Pascal Lamy: en crise, “l’OMC est handicapée mais pas paralysée”

L’Organisation mondiale du commerce (OMC) est en crise, et l’annulation de sa réunion ministérielle pour cause de variant Omicron n’arrange pas les choses. Son ancien directeur Pascal Lamy refuse cependant de parler de paralysie.

L’économie mondiale s’était fortement redressée après la première phase de la pandémie, au point de provoquer des pénuries et de l’inflation. Mais avec les variants Delta et Omicron, le risque d’inflation se conjugue désormais avec la récession.

Au cours des sept derniers jours, l’arrivée d’Omicron, l’annulation de la 12e réunion ministérielle de l’OMC et les inquiétudes de l’OCDE pour la croissance posent de sérieux défis: il faut se coordonner, collaborer entre Etats le plus vite possible pour fournir des vaccins aux pays émergents et éviter que les fermetures de frontières menacent la croissance.

L’OMC otage des Etats-Unis et de la Chine

Le multilatéralisme, battu en brèche depuis les années Trump, montre tout son sens. Pourtant, les vents sont contraires et l’OMC est dans un étau: les Etats-Unis et la Chine prennent en otage l’institution et les populismes gagnent du terrain.

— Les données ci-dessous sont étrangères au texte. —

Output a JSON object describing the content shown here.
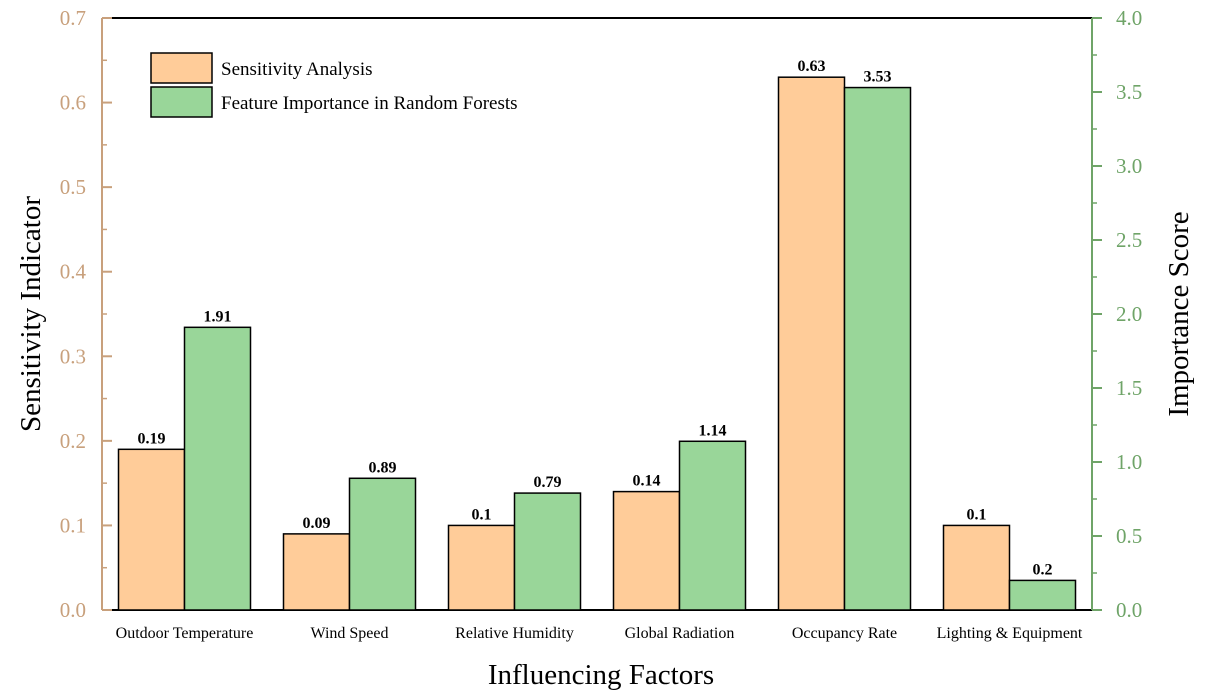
{
  "chart_data": {
    "type": "bar",
    "title": "",
    "xlabel": "Influencing Factors",
    "ylabel_left": "Sensitivity Indicator",
    "ylabel_right": "Importance Score",
    "categories": [
      "Outdoor Temperature",
      "Wind Speed",
      "Relative Humidity",
      "Global Radiation",
      "Occupancy Rate",
      "Lighting & Equipment"
    ],
    "series": [
      {
        "name": "Sensitivity Analysis",
        "axis": "left",
        "color": "#FFCC99",
        "values": [
          0.19,
          0.09,
          0.1,
          0.14,
          0.63,
          0.1
        ],
        "labels": [
          "0.19",
          "0.09",
          "0.1",
          "0.14",
          "0.63",
          "0.1"
        ]
      },
      {
        "name": "Feature Importance in Random Forests",
        "axis": "right",
        "color": "#99D699",
        "values": [
          1.91,
          0.89,
          0.79,
          1.14,
          3.53,
          0.2
        ],
        "labels": [
          "1.91",
          "0.89",
          "0.79",
          "1.14",
          "3.53",
          "0.2"
        ]
      }
    ],
    "ylim_left": [
      0,
      0.7
    ],
    "ylim_right": [
      0,
      4.0
    ],
    "yticks_left": [
      "0.0",
      "0.1",
      "0.2",
      "0.3",
      "0.4",
      "0.5",
      "0.6",
      "0.7"
    ],
    "yticks_right": [
      "0.0",
      "0.5",
      "1.0",
      "1.5",
      "2.0",
      "2.5",
      "3.0",
      "3.5",
      "4.0"
    ],
    "left_axis_color": "#C8A07C",
    "right_axis_color": "#6FA468",
    "grid": false,
    "legend_position": "top-left"
  }
}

Pascal Lamy, directeur général de l’organisation entre 2005 et 2013, a connu ses premières crises et celles du commerce mondial. Invité vendredi de La Matinale de la RTS, il reste persuadé que l’OMC peut encore réussir à mettre d’accord ces deux pôles géopolitiques et économiques. Mais c’est à condition, précise-t-il, “que chacun accepte de mettre un peu d’eau dans son vin”.

“L’OMC est handicapée par ces tensions, mais elle n’est pas paralysée”, assure le Français. “Elle repose sur un consensus qui dit que l’ouverture des échanges est bonne pour la croissance des économies, à condition que des règles soient adoptées pour assurer que la concurrence soit juste et non faussée”, rappelle-t-il.

Comment Pékin “a tendance à jouer sur les ambiguïtés”

Et l’organisation a toujours connu des tensions, rappelle Pascal Lamy. “Ce qui a changé, c’est d’abord la montée en puissance de la Chine depuis vingt ans. Et la Chine, on ne sait pas très bien à l’OMC si c’est un pays riche avec plein de pauvres ou un pays pauvre avec plein de riches. Et selon la réponse que l’on donne à cette question, les disciplines auxquelles la Chine est soumise ne sont pas les mêmes. Et évidemment, elle a tendance à jouer sur les ambiguïtés”.

“Par ailleurs, et c’est malheureusement plus important, les Américains ont basculé avec Trump dans l’unilatéralisme. Et cela n’a pas vraiment changé avec l’administration Biden, pour des raisons géopolitiques. Les Américains se sentent menacés par la Chine et veulent pouvoir adopter contre la Chine des mesures contraires au droit de l’OMC. C’est la raison pour laquelle ils sont sortis de fait de l’OMC en emportant la clé du tribunal qui décide en cas de litige. Mais tout cela n’empêche pas certains accords”.

“Pas besoin de lever la propriété intellectuelle sur les brevets”

A propos du débat sur la propriété intellectuelle des brevets, celui qui est également ancien commissaire européen dit partager la position européenne et suisse: “Il n’y a pas besoin de lever la propriété intellectuelle pour parvenir à diffuser davantage la production et la distribution de vaccins”, relève le Français.

“Et je pense que si les uns et les autres regardaient le vrai sujet – qui est comment accélérer la production et la distribution – un compromis se ferait”, souligne l’actuel président du Forum de Paris pour la Paix. “Simplement, il faut que les uns et les autres sortent des attitudes de principe”.